Magazine dyno results generally give a power improvement of mid-teens which is concentrated in the mid/high RPM range. One swap showed more but mid-teens seems to be the norm.

I should mention, too, that one article showed a power LOSS, but when the magazine tech builder checked he found they had a geometry error that had been missed. There was no re-run after the error was corrected though. Most guys report a power increase too, though.

Bottom line, it's a WIN-WIN situation if done correctly, choosing all the recommended parts and checking the geometry.

Hope this helps.

Jake

West Point ROCKS! Nation's TOP COLLEGE per Forbes Magazine!! Graduation Day Parade 20 May 2010!!!
 
Thanks Jake. Very informative and complete in perspective and detail. My stock 1993 Coupe LT1 should have the same power plant as your 96 right? I will start my quest for the RRs you mentioned. I presume there is a way to determine whether these potential clearance issues could be identified before dis-assembly is started. Any measurement reference points to determine lock nut/valve cover clearance issues? Sure would like to pull the current valve covers and confirm fit before the old rockers are removed.

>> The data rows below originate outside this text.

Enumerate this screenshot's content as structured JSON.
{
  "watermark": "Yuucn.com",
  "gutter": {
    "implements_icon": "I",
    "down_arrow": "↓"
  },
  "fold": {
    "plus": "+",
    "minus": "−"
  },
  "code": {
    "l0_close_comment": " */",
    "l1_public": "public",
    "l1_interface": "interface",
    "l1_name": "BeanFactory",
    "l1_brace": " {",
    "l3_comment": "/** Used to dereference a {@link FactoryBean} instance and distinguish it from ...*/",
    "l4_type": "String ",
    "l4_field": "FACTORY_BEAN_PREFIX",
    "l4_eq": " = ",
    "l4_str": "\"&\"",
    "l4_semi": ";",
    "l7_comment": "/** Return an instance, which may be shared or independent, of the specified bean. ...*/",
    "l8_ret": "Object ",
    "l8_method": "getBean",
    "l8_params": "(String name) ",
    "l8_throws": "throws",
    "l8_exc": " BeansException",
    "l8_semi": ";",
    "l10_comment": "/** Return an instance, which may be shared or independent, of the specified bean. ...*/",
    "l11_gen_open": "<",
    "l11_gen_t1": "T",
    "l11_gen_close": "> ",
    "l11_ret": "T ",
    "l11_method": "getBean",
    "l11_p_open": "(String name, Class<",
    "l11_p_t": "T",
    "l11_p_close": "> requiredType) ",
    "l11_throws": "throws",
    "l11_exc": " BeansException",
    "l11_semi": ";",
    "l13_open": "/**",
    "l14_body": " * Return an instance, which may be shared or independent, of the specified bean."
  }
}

Good to get quality feedback from another Texas boy! I'm in Flower Mound.
 
Yes, our power plants are basically the same. GM did make some changes over the years; Opti, Crank Position Sensor, probably cams, PCM, etc. but nothing too dramatic.

You can go to Golen Engine's website and there's a photo there of the webbing and the areas that need to be removed for clearance. Our covers had different webbing than shown in the photo though so none of that grinding was called for with my son's.

Some guys go with narrow body rocker arms, which Scorpion sells too, but they're about $30 or so more per set. I believe Crane and CompCams use to sell narrow bodied full RRs but one member posted recently that he couldn't find them when he did a search. IIRC he was looking for 7/16" narrow body full rockers though. I suspect a call to either company or SummitRacing/Jegs could turn them up though, maybe sitting on the shelf in inventory.

Other than comparing your cover webbing with what's shown on Golen's site, I don't know of any way to get an accurate measurement without actually bolting on the rockers to see if or where you'll have interference. Would be nice if you could.

As I wrote about my engine, poly lock height was my issue, but I had to have the rockers installed order to find that. My son's stock covers dropped right in place and I didn't even have to resort to a thicker valve cover gasket for any needed clearance - they simply bolted in place.

If it's only the webbing causing the clearance issue, that's a pretty simple fix. The webbing is easy to grind away.

Let me know if I can help further.

Jake

West Point ROCKS! Nation's TOP COLLEGE per Forbes Magazine!! Graduation Day Parade 20 May 2010!!!